Artık temiz birisi değildim. Üzerimde ki kirler çıkabilirdi ama ruhumda ki kir çıkamazdı. Karşımda ki adam yere yığıldığında dona kalmıştım. Benim planım bu değildi. Benim planım o benden uzaklaşınca kaçmaktı. Birisini öldürmek değildi. Yerde yatan hareketsiz bedene baktım. Yavaşça eğilerek nabzını kontrol ettim. Kalbi atmıyordu. Elimde ki bıçağa baktım. Dışarıdan sesler gelmeye başlıyordu. Buradan hemen uzaklaşmam gerekiyordu. Musluğa ilerleyerek bıçağı yıkadım. Ardından da çantama atarak hızla lavabodan çıktım. Kimseye görünmeden arka kapıdan çıktım. Çıkar çıkmaz telefonumu elime alarak çocukluk arkadaşım olan Parla'yı aradım. Telefonu açtığında titreyen sesimle konuştum. "Parla! Çok kötü şeyler oldu. Beni acilen almaya gelir misin?" dedim konuşmasını beklemeden. Parla "Sara ne oldu?!" dediğinde ağlamaya başlamıştım. "Parla konum atıyorum acilen gel lütfen." Dedikten sonra aramayı sonlandırmıştım. Whatsapp'a girerek parlaya konum attım. Ardından da bir yerde oturarak Parla'yı beklemeye başladım. 10-15 dakika olmadan gelen araca döndüm yüzümü.

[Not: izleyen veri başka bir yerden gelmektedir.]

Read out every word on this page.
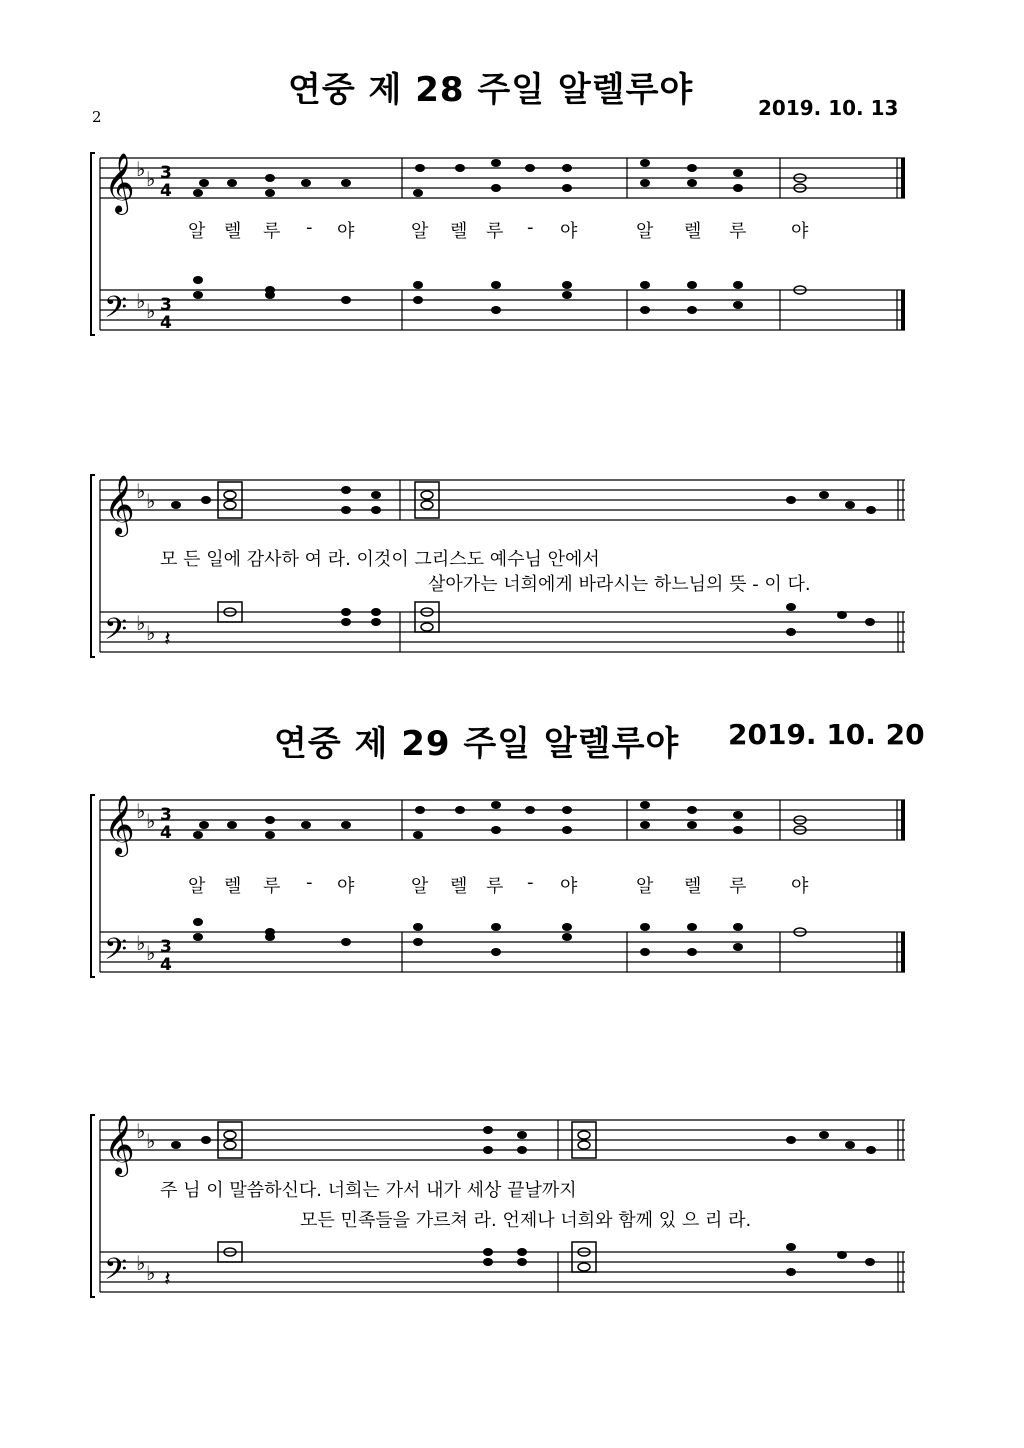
2
연중 제 28 주일 알렐루야	2019. 10. 13
𝄞
𝄢
♭ ♭
♭ ♭
3
4
3
4
알 렐 루 - 야	알 렐 루 - 야	알 렐 루 야
𝄞
𝄢
♭ ♭
♭ ♭ 𝄽
모 든 일에 감사하 여 라. 이것이 그리스도 예수님 안에서
살아가는 너희에게 바라시는 하느님의 뜻 - 이 다.
연중 제 29 주일 알렐루야 2019. 10. 20
𝄞
𝄢
♭ ♭
♭ ♭
3
4
3
4
알 렐 루 - 야	알 렐 루 - 야	알 렐 루 야
𝄞
𝄢
♭ ♭
♭ ♭ 𝄽
주 님 이 말씀하신다. 너희는 가서 내가 세상 끝날까지
모든 민족들을 가르쳐 라. 언제나 너희와 함께 있 으 리 라.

Parla gelmişti, bunu aracın camını açmasından anladım. Parla üzerimde ki kan izlerine bakındı, ardından da yüzüme. İlk cümlesi "Arabaya bin hemen, buraya doğru birkaç adam geliyor." olmuştu. Bende hemen hızlıca ön koltuğa binmiştim.

****

Ben Sara Nisa Ural. Ada Ural ve Timur Ural çiftinin küçük kızlarıyım. Benim hakkımda bilmeniz gereken çok şey var ama her şey zamanla yerine oturacak..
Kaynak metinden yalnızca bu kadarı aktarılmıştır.